© rr

STANDPUNT. Wereldvreemde macho’s, zonder een greintje menselijk respect

Je zou denken dat na de tragische dood van Sanda Dia tijdens een studentendoop, studentenclubs alles in het werk stellen om dergelijke drama’s te vermijden. Niet dus. Seniorenkonvent, de overkoepelende organisatie van dertig Leuvense studentenclubs, weigert het doopcharter waarover met de KULeuven en alle andere clubs wekenlang onderhandeld is, te ondertekenen.

Kris Vanmarsenille

En wel hierom: de heren van Seniorenkonvent vinden het niet kunnen dat ze aan de politie moeten melden waar hun doopfeest zal plaatsvinden. Want, zegt de voorzitter, “wij doen vaak doopactiviteiten op privédomein, of op grondgebied buiten het Leuvense. Dat zou voor ons niet moeten worden gemeld.” Deze reactie getuigt van een ontstellend hoge mate van wereldvreemdheid en een al even ontstellend gebrek aan verantwoordelijkheidsgevoel en respect.
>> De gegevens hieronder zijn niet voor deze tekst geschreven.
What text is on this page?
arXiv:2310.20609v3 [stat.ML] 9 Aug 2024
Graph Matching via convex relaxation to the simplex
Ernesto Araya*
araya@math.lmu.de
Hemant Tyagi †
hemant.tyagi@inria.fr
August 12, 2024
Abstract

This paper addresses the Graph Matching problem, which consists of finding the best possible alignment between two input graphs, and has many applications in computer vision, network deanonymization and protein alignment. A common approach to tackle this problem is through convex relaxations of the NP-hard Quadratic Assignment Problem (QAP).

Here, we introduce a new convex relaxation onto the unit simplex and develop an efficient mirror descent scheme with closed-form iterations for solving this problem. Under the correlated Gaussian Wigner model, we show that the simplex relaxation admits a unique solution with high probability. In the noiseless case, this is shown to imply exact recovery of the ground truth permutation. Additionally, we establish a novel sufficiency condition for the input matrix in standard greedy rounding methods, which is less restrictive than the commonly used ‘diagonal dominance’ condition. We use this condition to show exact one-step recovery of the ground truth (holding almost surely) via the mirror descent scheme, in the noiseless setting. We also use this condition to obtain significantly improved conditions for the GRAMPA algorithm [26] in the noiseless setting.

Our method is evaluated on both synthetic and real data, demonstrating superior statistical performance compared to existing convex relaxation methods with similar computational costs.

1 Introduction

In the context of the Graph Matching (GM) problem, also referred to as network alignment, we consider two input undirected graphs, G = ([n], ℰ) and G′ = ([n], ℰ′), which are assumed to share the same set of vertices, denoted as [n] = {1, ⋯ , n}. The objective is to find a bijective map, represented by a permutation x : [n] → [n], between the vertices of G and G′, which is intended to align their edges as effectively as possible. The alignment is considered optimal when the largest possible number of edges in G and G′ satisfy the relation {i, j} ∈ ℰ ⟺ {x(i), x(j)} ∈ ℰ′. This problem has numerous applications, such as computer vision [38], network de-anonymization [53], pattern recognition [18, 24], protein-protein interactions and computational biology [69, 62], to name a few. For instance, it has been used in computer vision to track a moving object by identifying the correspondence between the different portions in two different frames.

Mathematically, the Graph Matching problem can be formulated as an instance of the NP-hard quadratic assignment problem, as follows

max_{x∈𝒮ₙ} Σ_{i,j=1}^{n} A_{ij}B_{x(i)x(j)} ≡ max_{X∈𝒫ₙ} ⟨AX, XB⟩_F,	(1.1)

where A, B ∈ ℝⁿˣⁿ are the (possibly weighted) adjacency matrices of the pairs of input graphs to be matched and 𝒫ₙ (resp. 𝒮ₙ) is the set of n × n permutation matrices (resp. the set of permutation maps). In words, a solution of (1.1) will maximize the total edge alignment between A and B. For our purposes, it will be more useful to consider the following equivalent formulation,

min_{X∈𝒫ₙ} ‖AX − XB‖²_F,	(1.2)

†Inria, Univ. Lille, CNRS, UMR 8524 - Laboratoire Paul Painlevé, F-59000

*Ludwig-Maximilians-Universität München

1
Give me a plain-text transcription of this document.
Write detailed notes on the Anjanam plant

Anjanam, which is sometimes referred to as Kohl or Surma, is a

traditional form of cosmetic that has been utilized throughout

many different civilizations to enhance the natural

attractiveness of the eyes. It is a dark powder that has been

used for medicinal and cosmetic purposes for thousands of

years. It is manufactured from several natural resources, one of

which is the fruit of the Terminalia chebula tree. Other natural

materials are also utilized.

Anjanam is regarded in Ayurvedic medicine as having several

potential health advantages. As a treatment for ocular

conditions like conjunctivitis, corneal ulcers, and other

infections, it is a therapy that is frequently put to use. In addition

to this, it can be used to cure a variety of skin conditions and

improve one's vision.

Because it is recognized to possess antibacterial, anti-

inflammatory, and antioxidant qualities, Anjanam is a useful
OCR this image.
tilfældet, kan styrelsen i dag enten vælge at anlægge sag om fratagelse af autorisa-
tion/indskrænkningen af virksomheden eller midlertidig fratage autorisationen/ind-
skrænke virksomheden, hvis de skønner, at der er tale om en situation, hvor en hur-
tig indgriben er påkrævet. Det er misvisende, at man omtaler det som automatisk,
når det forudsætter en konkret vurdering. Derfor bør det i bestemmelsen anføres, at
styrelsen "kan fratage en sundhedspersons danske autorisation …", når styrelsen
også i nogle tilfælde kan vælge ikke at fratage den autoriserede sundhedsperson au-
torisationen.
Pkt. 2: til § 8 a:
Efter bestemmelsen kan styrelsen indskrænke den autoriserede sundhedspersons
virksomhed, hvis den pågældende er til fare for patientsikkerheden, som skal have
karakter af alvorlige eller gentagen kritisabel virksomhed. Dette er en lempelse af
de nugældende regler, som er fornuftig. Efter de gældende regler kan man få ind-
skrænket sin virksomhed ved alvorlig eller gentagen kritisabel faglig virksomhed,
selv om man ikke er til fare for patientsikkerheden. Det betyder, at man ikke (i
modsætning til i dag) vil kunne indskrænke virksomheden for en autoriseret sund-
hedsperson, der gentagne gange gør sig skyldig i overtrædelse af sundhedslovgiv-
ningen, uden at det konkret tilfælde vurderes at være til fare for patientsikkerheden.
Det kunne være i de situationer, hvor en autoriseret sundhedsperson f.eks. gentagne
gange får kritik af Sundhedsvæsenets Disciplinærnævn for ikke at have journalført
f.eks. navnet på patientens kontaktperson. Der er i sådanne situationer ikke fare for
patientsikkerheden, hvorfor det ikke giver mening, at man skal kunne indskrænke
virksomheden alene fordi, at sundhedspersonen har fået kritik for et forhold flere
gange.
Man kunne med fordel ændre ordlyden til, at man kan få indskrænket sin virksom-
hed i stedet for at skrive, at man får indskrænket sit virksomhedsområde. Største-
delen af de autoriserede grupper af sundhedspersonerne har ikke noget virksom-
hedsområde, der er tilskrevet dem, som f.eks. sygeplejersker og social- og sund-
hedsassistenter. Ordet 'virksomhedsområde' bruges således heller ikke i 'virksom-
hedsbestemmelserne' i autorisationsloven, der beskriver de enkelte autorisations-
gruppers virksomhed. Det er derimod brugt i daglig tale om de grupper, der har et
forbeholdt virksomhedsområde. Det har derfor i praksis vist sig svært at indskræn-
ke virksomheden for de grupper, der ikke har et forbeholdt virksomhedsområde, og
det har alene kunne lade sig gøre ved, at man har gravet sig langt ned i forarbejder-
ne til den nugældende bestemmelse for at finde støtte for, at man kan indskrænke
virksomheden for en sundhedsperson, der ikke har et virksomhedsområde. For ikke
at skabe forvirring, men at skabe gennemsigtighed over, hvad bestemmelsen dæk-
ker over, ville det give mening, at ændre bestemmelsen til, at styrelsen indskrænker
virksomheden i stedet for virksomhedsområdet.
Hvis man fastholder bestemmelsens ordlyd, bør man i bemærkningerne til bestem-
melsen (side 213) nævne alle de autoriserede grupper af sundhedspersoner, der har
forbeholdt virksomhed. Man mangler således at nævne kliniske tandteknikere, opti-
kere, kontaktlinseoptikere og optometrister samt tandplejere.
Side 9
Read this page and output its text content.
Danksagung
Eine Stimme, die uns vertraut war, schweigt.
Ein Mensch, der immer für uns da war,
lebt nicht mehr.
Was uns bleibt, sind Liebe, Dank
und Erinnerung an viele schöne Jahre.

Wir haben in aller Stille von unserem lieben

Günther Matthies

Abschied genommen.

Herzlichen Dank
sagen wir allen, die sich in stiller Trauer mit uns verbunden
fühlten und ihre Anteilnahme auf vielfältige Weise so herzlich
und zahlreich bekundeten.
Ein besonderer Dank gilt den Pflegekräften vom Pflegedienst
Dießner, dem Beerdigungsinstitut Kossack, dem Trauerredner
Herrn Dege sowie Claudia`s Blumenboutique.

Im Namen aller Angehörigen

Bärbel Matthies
Studentenclubs zijn zo oud als de universiteiten zelf en dooprituelen zijn nog ouder. Er is niets mis met een ritueel waarmee je iemand welkom heet in een nieuwe fase van zijn leven. Het is eigen aan inwijdingsriten dat ze de nieuweling onderwerpen aan een aantal proeven. Maar vaak beschouwen studentenclubs die proeven als pure vernederingen. Studentendopen ontaarden al te vaak in zuippartijen, rituelen waaraan bloed, uitwerpselen, afschuwelijke drankjes, gevaarlijke prakjes en buitenissige fysieke inspanningen te pas komen. Bij studentenclub Reuzegom moest Sanda Dia maar liefst drie liter vissaus drinken. In combinatie met onderkoeling werd hem dat fataal.

Met de doopcharters proberen de KULeuven en de andere universiteiten om dit soort uitwassen te vermijden en tegelijk de traditie van de studentenclubs en de doopfeesten in ere te houden. Dat mag een milde reactie op de gruwelijke feiten worden genoemd. Een totaalverbod op studentendopen was in de gegeven omstandigheden voor veel mensen beslist ook aanvaardbaar geweest.

Maar rectoren, stadsbesturen en politie leggen nu gewoon een aantal voor de hand liggende regels op en ze versterken de controle. Als dat voor de studentenclubs al te veel is, dan bewijzen ze dat ze hun studentikoze traditie van degoutante praktijken belangrijker vinden dan de veiligheid van hun leden en de meest fundamentele menselijke omgangsregels. Bovendien gedragen ze zich dan als wereldvreemde macho’s zonder een greintje respect voor de mensen die het slachtoffer zijn geworden van hun oh zo belangrijke rituelen.